Abusive comments are, sadly now, expected online, with plenty of people behaving in ways they would not if they were on a public street.

But the actions of Twitter/X’s owner, Elon Musk, to remove most moderation protections, especially those which reduced harms directed toward numerous minority groups, are unconscionable.

As is the decision to reinstate formerly banned, pro-violence accounts. The owner has courted and created a much more hostile environment than before he bought it. Not to mention the owner’s Nazi salutes, and other uses of white supremacist symbolism.

Our colleagues and members see this when they use the platform, and it has the prospect of harming their mental health. All organisations have a duty of care to their staff, but public health organisations have an even stronger imperative to protect and embody health and wellbeing.

As an organisation that represents 2,000 public health professionals across the continent, we don’t want to operate an account on an anti-science platform. And we don’t want our members to be exposed to harmful content, either.

Our solution? Leaving the platform.

And we aren’t alone. Journalists and others in our sector have been removing themselves from the platform, and our followers have been steadily shrinking since October 2024 – a first since we started the account.

Data shows that millions of others are fleeing Musk’s ‘digital town square’. The site lost about 2.7 million active Apple and Android users in the US in the two months between October and December last year, with its rival social media platform BlueSky gaining nearly 2.5 million over the same period.

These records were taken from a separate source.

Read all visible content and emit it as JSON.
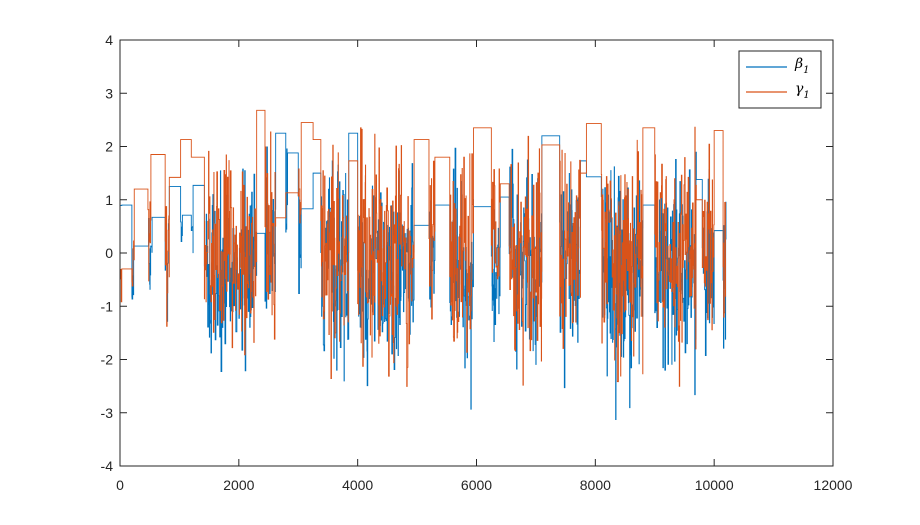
{
  "chart_data": {
    "type": "line",
    "title": "",
    "xlabel": "",
    "ylabel": "",
    "xlim": [
      0,
      12000
    ],
    "ylim": [
      -4,
      4
    ],
    "x_ticks": [
      "0",
      "2000",
      "4000",
      "6000",
      "8000",
      "10000",
      "12000"
    ],
    "y_ticks": [
      "-4",
      "-3",
      "-2",
      "-1",
      "0",
      "1",
      "2",
      "3",
      "4"
    ],
    "grid": false,
    "legend_placement": "top-right",
    "n_samples": 10200,
    "series": [
      {
        "name": "β",
        "name_subscript": "1",
        "color": "#0072BD",
        "description": "noisy piecewise signal with step plateaus",
        "segments": [
          {
            "x": [
              0,
              30
            ],
            "kind": "flat",
            "level": 0.89
          },
          {
            "x": [
              30,
              200
            ],
            "kind": "flat",
            "level": 0.9
          },
          {
            "x": [
              200,
              230
            ],
            "kind": "noise",
            "center": -0.5,
            "amp": 1.1
          },
          {
            "x": [
              230,
              480
            ],
            "kind": "flat",
            "level": 0.13
          },
          {
            "x": [
              480,
              540
            ],
            "kind": "noise",
            "center": -0.3,
            "amp": 1.2
          },
          {
            "x": [
              540,
              760
            ],
            "kind": "flat",
            "level": 0.67
          },
          {
            "x": [
              760,
              830
            ],
            "kind": "noise",
            "center": -0.2,
            "amp": 1.4
          },
          {
            "x": [
              830,
              1020
            ],
            "kind": "flat",
            "level": 1.25
          },
          {
            "x": [
              1020,
              1050
            ],
            "kind": "noise",
            "center": 0.3,
            "amp": 0.5
          },
          {
            "x": [
              1050,
              1200
            ],
            "kind": "flat",
            "level": 0.71
          },
          {
            "x": [
              1200,
              1230
            ],
            "kind": "noise",
            "center": 0.4,
            "amp": 0.5
          },
          {
            "x": [
              1230,
              1420
            ],
            "kind": "flat",
            "level": 1.27
          },
          {
            "x": [
              1420,
              2300
            ],
            "kind": "noise",
            "center": -0.3,
            "amp": 1.8
          },
          {
            "x": [
              2300,
              2440
            ],
            "kind": "flat",
            "level": 0.37
          },
          {
            "x": [
              2440,
              2620
            ],
            "kind": "noise",
            "center": 0.0,
            "amp": 1.6
          },
          {
            "x": [
              2620,
              2790
            ],
            "kind": "flat",
            "level": 2.25
          },
          {
            "x": [
              2790,
              2820
            ],
            "kind": "noise",
            "center": 0.8,
            "amp": 1.0
          },
          {
            "x": [
              2820,
              3000
            ],
            "kind": "flat",
            "level": 1.88
          },
          {
            "x": [
              3000,
              3050
            ],
            "kind": "noise",
            "center": 0.0,
            "amp": 1.5
          },
          {
            "x": [
              3050,
              3250
            ],
            "kind": "flat",
            "level": 0.83
          },
          {
            "x": [
              3250,
              3380
            ],
            "kind": "flat",
            "level": 1.5
          },
          {
            "x": [
              3380,
              3850
            ],
            "kind": "noise",
            "center": -0.2,
            "amp": 1.9
          },
          {
            "x": [
              3850,
              4000
            ],
            "kind": "flat",
            "level": 2.25
          },
          {
            "x": [
              4000,
              4950
            ],
            "kind": "noise",
            "center": -0.3,
            "amp": 2.0
          },
          {
            "x": [
              4950,
              5200
            ],
            "kind": "flat",
            "level": 0.52
          },
          {
            "x": [
              5200,
              5300
            ],
            "kind": "noise",
            "center": 0.0,
            "amp": 1.2
          },
          {
            "x": [
              5300,
              5550
            ],
            "kind": "flat",
            "level": 0.9
          },
          {
            "x": [
              5550,
              5950
            ],
            "kind": "noise",
            "center": -0.4,
            "amp": 1.9
          },
          {
            "x": [
              5950,
              6250
            ],
            "kind": "flat",
            "level": 0.87
          },
          {
            "x": [
              6250,
              6400
            ],
            "kind": "noise",
            "center": -0.3,
            "amp": 1.7
          },
          {
            "x": [
              6400,
              6550
            ],
            "kind": "flat",
            "level": 1.05
          },
          {
            "x": [
              6550,
              7100
            ],
            "kind": "noise",
            "center": -0.2,
            "amp": 1.9
          },
          {
            "x": [
              7100,
              7400
            ],
            "kind": "flat",
            "level": 2.2
          },
          {
            "x": [
              7400,
              7750
            ],
            "kind": "noise",
            "center": -0.2,
            "amp": 1.9
          },
          {
            "x": [
              7750,
              7850
            ],
            "kind": "flat",
            "level": 1.73
          },
          {
            "x": [
              7850,
              8100
            ],
            "kind": "flat",
            "level": 1.43
          },
          {
            "x": [
              8100,
              8800
            ],
            "kind": "noise",
            "center": -0.4,
            "amp": 2.2
          },
          {
            "x": [
              8800,
              9000
            ],
            "kind": "flat",
            "level": 0.9
          },
          {
            "x": [
              9000,
              9700
            ],
            "kind": "noise",
            "center": -0.2,
            "amp": 1.9
          },
          {
            "x": [
              9700,
              9800
            ],
            "kind": "flat",
            "level": 1.38
          },
          {
            "x": [
              9800,
              10000
            ],
            "kind": "noise",
            "center": -0.2,
            "amp": 1.8
          },
          {
            "x": [
              10000,
              10150
            ],
            "kind": "flat",
            "level": 0.42
          },
          {
            "x": [
              10150,
              10200
            ],
            "kind": "noise",
            "center": 0.0,
            "amp": 1.8
          }
        ]
      },
      {
        "name": "γ",
        "name_subscript": "1",
        "color": "#D95319",
        "description": "noisy piecewise signal with step plateaus",
        "segments": [
          {
            "x": [
              0,
              30
            ],
            "kind": "noise",
            "center": -0.3,
            "amp": 0.8
          },
          {
            "x": [
              30,
              200
            ],
            "kind": "flat",
            "level": -0.3
          },
          {
            "x": [
              200,
              240
            ],
            "kind": "noise",
            "center": -0.3,
            "amp": 1.0
          },
          {
            "x": [
              240,
              470
            ],
            "kind": "flat",
            "level": 1.2
          },
          {
            "x": [
              470,
              520
            ],
            "kind": "noise",
            "center": 0.2,
            "amp": 0.8
          },
          {
            "x": [
              520,
              760
            ],
            "kind": "flat",
            "level": 1.85
          },
          {
            "x": [
              760,
              830
            ],
            "kind": "noise",
            "center": -0.3,
            "amp": 1.4
          },
          {
            "x": [
              830,
              1020
            ],
            "kind": "flat",
            "level": 1.42
          },
          {
            "x": [
              1020,
              1200
            ],
            "kind": "flat",
            "level": 2.13
          },
          {
            "x": [
              1200,
              1420
            ],
            "kind": "flat",
            "level": 1.8
          },
          {
            "x": [
              1420,
              2300
            ],
            "kind": "noise",
            "center": -0.2,
            "amp": 1.9
          },
          {
            "x": [
              2300,
              2440
            ],
            "kind": "flat",
            "level": 2.68
          },
          {
            "x": [
              2440,
              2620
            ],
            "kind": "noise",
            "center": 0.3,
            "amp": 1.6
          },
          {
            "x": [
              2620,
              2790
            ],
            "kind": "flat",
            "level": 0.66
          },
          {
            "x": [
              2790,
              3000
            ],
            "kind": "flat",
            "level": 1.13
          },
          {
            "x": [
              3000,
              3050
            ],
            "kind": "noise",
            "center": 0.5,
            "amp": 1.4
          },
          {
            "x": [
              3050,
              3250
            ],
            "kind": "flat",
            "level": 2.45
          },
          {
            "x": [
              3250,
              3380
            ],
            "kind": "flat",
            "level": 2.13
          },
          {
            "x": [
              3380,
              3850
            ],
            "kind": "noise",
            "center": 0.0,
            "amp": 1.9
          },
          {
            "x": [
              3850,
              4000
            ],
            "kind": "flat",
            "level": 1.73
          },
          {
            "x": [
              4000,
              4950
            ],
            "kind": "noise",
            "center": -0.1,
            "amp": 2.0
          },
          {
            "x": [
              4950,
              5200
            ],
            "kind": "flat",
            "level": 2.13
          },
          {
            "x": [
              5200,
              5300
            ],
            "kind": "noise",
            "center": 0.2,
            "amp": 1.5
          },
          {
            "x": [
              5300,
              5550
            ],
            "kind": "flat",
            "level": 1.8
          },
          {
            "x": [
              5550,
              5950
            ],
            "kind": "noise",
            "center": -0.1,
            "amp": 1.9
          },
          {
            "x": [
              5950,
              6250
            ],
            "kind": "flat",
            "level": 2.35
          },
          {
            "x": [
              6250,
              6400
            ],
            "kind": "noise",
            "center": 0.0,
            "amp": 1.8
          },
          {
            "x": [
              6400,
              6550
            ],
            "kind": "flat",
            "level": 1.3
          },
          {
            "x": [
              6550,
              7100
            ],
            "kind": "noise",
            "center": 0.0,
            "amp": 1.9
          },
          {
            "x": [
              7100,
              7400
            ],
            "kind": "flat",
            "level": 2.03
          },
          {
            "x": [
              7400,
              7750
            ],
            "kind": "noise",
            "center": 0.1,
            "amp": 1.9
          },
          {
            "x": [
              7750,
              7850
            ],
            "kind": "flat",
            "level": 1.5
          },
          {
            "x": [
              7850,
              8100
            ],
            "kind": "flat",
            "level": 2.43
          },
          {
            "x": [
              8100,
              8800
            ],
            "kind": "noise",
            "center": -0.1,
            "amp": 2.1
          },
          {
            "x": [
              8800,
              9000
            ],
            "kind": "flat",
            "level": 2.35
          },
          {
            "x": [
              9000,
              9700
            ],
            "kind": "noise",
            "center": 0.0,
            "amp": 2.0
          },
          {
            "x": [
              9700,
              9800
            ],
            "kind": "flat",
            "level": 1.0
          },
          {
            "x": [
              9800,
              10000
            ],
            "kind": "noise",
            "center": 0.1,
            "amp": 1.8
          },
          {
            "x": [
              10000,
              10150
            ],
            "kind": "flat",
            "level": 2.3
          },
          {
            "x": [
              10150,
              10200
            ],
            "kind": "noise",
            "center": 0.0,
            "amp": 1.8
          }
        ]
      }
    ]
  }
}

And it’s likely that this trend is continuing – although the owner won’t release transparent and clear data on Twitter/X’s user trends.

PHAA National Office team held a long discussion in mid-2024 about whether to continue using the platform, due to reasons including increased attacks on minority populations, and Twitter/X’s removal of moderation tools.

We resolved that we would give it six more months, assess what engagement we were getting, and the overall health of the platform.

At the same time, we’ve also made efforts to use other social media platforms. We are also on LinkedIn, Facebook, Instagram, Threads, YouTube, Vimeo, Mastodon, and even an obscure platform called Counter Social.

Our intent with most of these was to secure our official presence so squatters could not. Now that’s our approach with Twitter/X – we’re off the platform but maintain our social media handle.

While we rarely post to Mastodon or Threads – both platforms were considered by many as the potential next big thing in social media – we will keep those accounts just in case the online environment changes again.  And chances are, it will.

In March, we held a training webinar to try encouraging our members to consider using BlueSky to share their expertise and will continue to offer training and advice to members and allies.

Our policy on social media will evolve as social media platforms themselves change. But what we won’t adjust is our duty of care of staff and members.

Now nothing about Twitter/X is worth our time, and we hope members, and other public health professionals, will use alternative, safer platforms instead.

Paris Lord is PHAA’s Communications and Media Manager.